Using multivariate regression, the researchers showed that ramanomes could predict 19 extracellular phenotypes with strong performance. These included four higher alcohols, four esters, four amino acids, two organic acids, and four mono- and disaccharide substrates, plus the alcohol-to-ester ratio, a commonly used indicator linked to flavor balance. In effect, one fast cellular measurement can stand in for multiple chemical assays, without losing single-cell detail.

Because the models output cell-level predictions, the researchers also tracked phenotypic heterogeneity over time. Different metabolite classes displayed distinct heterogeneity trajectories, and for several phenotypes higher heterogeneity tended to accompany lower metabolite levels—suggesting that dispersion among cells may be a useful process-state indicator.

To support mechanistic hypotheses, the authors introduced Intra-Ramanome Correlation Analysis (IRCA), which extracts correlation networks linking intracellular Raman features, extracellular metabolites and substrates. Their analysis highlighted carbohydrates as the most dynamic intracellular pool, and pointed to protein-associated signals as closely connected to alcohol and ester formation early in fermentation.

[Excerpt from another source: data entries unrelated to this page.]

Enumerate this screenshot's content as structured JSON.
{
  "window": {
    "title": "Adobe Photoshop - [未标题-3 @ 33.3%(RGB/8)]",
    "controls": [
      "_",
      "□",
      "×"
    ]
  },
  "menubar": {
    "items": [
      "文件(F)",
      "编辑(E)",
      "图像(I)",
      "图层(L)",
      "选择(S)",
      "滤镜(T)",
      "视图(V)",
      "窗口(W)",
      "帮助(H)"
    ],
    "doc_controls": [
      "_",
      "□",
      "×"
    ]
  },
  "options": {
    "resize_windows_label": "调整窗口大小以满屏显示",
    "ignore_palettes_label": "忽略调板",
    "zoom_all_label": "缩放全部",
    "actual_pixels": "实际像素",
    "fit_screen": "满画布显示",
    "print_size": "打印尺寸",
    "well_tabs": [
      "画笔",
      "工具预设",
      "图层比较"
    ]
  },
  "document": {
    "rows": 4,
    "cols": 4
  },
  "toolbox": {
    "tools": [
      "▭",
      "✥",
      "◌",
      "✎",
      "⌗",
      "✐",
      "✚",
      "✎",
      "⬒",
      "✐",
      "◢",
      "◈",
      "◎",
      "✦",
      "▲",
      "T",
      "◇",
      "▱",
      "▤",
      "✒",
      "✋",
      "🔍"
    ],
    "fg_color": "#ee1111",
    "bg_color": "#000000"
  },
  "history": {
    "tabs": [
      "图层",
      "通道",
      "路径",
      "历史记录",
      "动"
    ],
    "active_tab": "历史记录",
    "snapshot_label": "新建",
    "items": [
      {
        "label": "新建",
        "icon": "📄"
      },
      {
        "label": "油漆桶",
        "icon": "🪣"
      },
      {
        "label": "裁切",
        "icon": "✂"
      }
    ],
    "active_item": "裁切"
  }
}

Instead of waiting for tank chemistry to drift before we notice it, we can read the cells directly and infer multiple process outputs from their metabolic fingerprints,” said Prof. XU Jian from the Single-Cell Center, a co-corresponding author.

Overview of “process ramanomics”. Single-cell Raman fingerprints collected across fermentation provide a fast, label-free window into brewing progress with single-cell resolution.